On the new year this will change: But currently we have an annual file of the same structure as all the others. We want to append on all the new days, avoiding any overlap/repetition.

Once that is done we just need to format everything and it can be saved out as the annual netcdf with daily increments.

In [17]:
# Load the yearly file we're appending to
oisst = xr.open_dataset(f"{annual_loc}sst.day.mean.{update_yr}.v2.nc")
oisst

In [17]:
# Remove dates from annual file that overlap with updates.
# This will make it so the current month will overwrite as it gets finalized.

# Boolean flag for whether time is before the update_month set in beginning
def pre_update_month(month):
    return (month != update_month)

# Subset time so there isn't overlap on update month
oisst_prepped = oisst.sel(time = pre_update_month(oisst['time.month']))
oisst_prepped

# close oisst

KeyError: 'time'

In [17]:
# append/combine updates to previous months
oisst_updated = xr.combine_by_coords(datasets = [oisst_prepped, update_prepped])
oisst_updated

## Build Netcdf Attributes

Things like the datetime origin, and the other attributes of the array should match the yearly netcdfs we have so that they can all append correctly without information loss.

In [18]:
# Take attribute information from oisst_prepped
oisst_updated.attrs = oisst_prepped.attrs
oisst_updated.attrs


#OR, make a manual addition of what they should be based on the other files, so we aren't transferring



{'Conventions': 'CF-1.5',
 'title': 'NOAA/NCEI 1/4 Degree Daily Optimum Interpolation Sea Surface Temperature (OISST) Analysis, Version 2.1',
 'institution': 'NOAA/National Centers for Environmental Information',
 'source': 'NOAA/NCEI https://www.ncei.noaa.gov/data/sea-surface-temperature-optimum-interpolation/v2.1/access/avhrr/',
 'References': 'https://www.psl.noaa.gov/data/gridded/data.noaa.oisst.v2.highres.html',
 'dataset_title': 'NOAA Daily Optimum Interpolation Sea Surface Temperature',
 'version': 'Version 2.1',
 'comment': 'Reynolds, et al.(2007) Daily High-Resolution-Blended Analyses for Sea Surface Temperature (available at https://doi.org/10.1175/2007JCLI1824.1). Banzon, et al.(2016) A long-term record of blended satellite and in situ sea-surface temperature for climate monitoring, modeling and environmental studies (available at https://doi.org/10.5194/essd-8-165-2016).

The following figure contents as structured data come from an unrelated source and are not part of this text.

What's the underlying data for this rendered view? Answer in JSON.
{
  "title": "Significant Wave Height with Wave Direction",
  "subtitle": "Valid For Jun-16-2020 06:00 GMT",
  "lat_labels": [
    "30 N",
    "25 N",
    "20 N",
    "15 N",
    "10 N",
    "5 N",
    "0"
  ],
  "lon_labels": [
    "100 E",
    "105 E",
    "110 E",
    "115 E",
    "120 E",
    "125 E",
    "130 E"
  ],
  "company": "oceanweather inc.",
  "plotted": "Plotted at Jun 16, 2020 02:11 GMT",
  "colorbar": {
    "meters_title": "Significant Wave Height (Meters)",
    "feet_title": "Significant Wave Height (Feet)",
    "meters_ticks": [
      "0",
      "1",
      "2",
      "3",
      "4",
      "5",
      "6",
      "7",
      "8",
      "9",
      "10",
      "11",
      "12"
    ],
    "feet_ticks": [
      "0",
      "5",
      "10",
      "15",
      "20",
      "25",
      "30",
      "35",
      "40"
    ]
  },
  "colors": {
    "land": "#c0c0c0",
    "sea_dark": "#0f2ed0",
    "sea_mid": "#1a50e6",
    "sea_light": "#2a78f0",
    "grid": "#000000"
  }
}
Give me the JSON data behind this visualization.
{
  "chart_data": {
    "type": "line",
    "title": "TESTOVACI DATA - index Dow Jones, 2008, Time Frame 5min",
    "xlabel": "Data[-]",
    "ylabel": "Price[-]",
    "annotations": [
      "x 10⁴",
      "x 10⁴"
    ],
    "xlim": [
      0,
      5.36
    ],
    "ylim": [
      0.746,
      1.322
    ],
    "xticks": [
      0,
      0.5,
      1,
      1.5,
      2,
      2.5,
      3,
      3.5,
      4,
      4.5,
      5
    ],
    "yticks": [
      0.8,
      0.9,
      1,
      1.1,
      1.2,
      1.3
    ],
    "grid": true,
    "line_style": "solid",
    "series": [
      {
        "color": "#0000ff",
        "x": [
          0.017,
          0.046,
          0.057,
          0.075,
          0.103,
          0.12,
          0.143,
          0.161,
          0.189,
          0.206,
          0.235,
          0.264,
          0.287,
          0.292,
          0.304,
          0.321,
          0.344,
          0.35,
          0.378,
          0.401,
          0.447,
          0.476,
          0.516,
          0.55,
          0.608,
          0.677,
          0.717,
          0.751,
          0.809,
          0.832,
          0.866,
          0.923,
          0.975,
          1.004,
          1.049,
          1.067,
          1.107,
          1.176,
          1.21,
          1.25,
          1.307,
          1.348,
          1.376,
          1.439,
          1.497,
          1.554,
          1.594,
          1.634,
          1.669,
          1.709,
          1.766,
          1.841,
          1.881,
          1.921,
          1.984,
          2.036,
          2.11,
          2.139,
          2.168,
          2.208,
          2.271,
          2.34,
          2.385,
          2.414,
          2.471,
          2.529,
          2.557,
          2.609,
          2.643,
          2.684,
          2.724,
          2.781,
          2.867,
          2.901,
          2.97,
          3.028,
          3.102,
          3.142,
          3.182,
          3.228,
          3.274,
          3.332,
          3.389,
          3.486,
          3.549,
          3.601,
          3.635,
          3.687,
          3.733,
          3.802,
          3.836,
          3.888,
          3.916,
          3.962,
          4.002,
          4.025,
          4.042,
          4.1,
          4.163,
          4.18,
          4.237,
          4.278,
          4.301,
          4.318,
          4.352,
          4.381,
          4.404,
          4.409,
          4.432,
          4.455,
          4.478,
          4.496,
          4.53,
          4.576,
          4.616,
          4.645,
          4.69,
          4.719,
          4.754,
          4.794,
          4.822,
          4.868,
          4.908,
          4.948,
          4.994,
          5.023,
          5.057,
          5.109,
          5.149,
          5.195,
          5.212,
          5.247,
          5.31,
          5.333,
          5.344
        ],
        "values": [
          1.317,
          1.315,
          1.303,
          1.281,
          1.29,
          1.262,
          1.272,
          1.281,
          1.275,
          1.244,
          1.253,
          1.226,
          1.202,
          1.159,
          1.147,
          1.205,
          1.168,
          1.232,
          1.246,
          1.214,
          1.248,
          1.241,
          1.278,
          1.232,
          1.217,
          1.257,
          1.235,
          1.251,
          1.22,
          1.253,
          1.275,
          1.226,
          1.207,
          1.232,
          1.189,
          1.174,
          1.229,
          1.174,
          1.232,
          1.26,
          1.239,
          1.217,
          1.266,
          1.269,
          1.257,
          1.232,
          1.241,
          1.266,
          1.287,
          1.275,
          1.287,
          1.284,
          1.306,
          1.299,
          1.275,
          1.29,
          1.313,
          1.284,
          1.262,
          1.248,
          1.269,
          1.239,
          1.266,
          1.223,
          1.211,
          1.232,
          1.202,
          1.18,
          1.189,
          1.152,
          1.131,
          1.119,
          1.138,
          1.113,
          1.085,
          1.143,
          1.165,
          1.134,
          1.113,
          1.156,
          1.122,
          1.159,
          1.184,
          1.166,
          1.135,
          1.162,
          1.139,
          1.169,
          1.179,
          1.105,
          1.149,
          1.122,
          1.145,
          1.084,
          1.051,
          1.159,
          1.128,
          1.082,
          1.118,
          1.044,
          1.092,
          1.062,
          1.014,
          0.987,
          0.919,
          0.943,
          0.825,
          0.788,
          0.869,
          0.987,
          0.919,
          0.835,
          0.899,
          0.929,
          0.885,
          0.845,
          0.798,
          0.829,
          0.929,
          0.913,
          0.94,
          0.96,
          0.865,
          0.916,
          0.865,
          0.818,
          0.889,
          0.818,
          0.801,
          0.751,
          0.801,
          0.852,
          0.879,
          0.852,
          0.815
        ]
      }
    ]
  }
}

Huang et al. (2020) Improvements of the Daily Optimum Interpolation Sea Surface Temperature (DOISST) Ver

# Save out Annual File

Now that there is data up through the current date, and with all attributes correctly set, the annual file can be saved out.

In [22]:
# Build out destination folder:
out_folder = annual_loc
naming_structure = f"sst.day.mean.{update_yr}.v2.nc"
out_path = f"TESTING{out_folder}{naming_structure}"
out_path

NameError: name 'annual_loc' is not defined

In [20]:
# close oisst and oisst_prepped
oisst.close()
oisst_prepped.close()

In [21]:
# Export the finished file
#oisst_updated.to_netcdf(path = out_path)

ValueError: Variable 'sst' has conflicting _FillValue (nan) and missing_value (-9.969209968386869e+36). Cannot encode data.